What is grief?
Grief is the profound emotional response we experience to loss.
It can include a wide range of emotions. We associate it with sadness, often a healthy response which we may mistake for depression. It can also emerge in anxiety, anger and guilt.
Grief can also influence our physical well-being, including a loss of sleep and appetite. And it may affect how we behave, from an angry confrontation with the world to withdrawal.
How we grieve
The way we grieve is unique to each of us.
Early on we can experience shock and numbness, often appearing as though we are ‘dealing with it well’. Or we may feel overwhelmed by our grief and see no hope of emerging from it. In both cases there can be a huge range of emotional responses waiting to emerge.

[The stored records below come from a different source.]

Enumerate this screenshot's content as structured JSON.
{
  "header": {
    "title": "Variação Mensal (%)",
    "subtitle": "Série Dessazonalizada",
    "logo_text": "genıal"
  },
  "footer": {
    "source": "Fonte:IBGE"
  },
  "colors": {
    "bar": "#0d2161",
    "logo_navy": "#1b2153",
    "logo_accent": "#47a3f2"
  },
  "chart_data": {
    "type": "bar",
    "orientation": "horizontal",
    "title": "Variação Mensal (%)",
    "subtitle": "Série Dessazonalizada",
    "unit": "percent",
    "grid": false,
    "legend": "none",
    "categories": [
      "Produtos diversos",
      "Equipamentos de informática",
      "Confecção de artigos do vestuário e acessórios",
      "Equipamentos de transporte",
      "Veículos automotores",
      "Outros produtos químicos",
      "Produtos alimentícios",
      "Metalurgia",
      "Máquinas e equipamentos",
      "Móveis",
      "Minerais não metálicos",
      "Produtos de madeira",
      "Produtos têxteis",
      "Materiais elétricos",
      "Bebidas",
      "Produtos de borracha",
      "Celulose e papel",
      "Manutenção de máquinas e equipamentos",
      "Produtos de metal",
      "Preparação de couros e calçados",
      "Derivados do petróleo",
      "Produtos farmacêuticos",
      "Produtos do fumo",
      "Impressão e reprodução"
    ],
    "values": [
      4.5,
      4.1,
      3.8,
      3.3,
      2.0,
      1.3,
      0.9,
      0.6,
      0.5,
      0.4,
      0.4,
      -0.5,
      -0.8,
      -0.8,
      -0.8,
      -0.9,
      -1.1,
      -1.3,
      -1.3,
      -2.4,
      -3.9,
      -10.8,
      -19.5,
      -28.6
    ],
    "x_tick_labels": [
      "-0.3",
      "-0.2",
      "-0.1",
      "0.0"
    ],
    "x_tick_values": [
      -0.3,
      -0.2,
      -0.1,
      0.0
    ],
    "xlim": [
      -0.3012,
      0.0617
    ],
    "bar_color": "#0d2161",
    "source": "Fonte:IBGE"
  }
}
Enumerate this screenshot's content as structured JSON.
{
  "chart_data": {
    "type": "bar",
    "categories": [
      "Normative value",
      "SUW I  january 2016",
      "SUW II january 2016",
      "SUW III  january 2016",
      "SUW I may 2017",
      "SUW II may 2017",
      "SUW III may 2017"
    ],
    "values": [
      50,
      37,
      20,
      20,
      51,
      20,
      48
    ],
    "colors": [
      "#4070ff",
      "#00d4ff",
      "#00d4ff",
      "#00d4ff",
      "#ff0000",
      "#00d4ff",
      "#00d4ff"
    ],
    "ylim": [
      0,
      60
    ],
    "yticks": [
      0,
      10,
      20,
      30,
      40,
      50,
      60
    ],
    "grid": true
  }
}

Our history also influences how we grieve. We learn how to grieve from those around us as we grow up and if they struggled then we may struggle as well. And our style of relating, our attachment style, influences how we experience grief and how we bring it into our relationships.
How we can work with our grief
We think of stages of grief and this can be helpful in showing us the range of emotions we might experience and how they might change over time. However we often find ourselves going through these stages again and again with different emotions coming and going.
By allowing ourselves to experience these emotions, and seeking to understand them, we adjust to our loss. Emotions are felt less intensely; we can remember the past without the same intense pain and happy memories re-appear. And if the grief re-emerges later in life, as it may, we are able once again to give words to our pain without it destroying us.
Give sorrow words; the grief that does not speak knits up the overwrought heart and bids it break.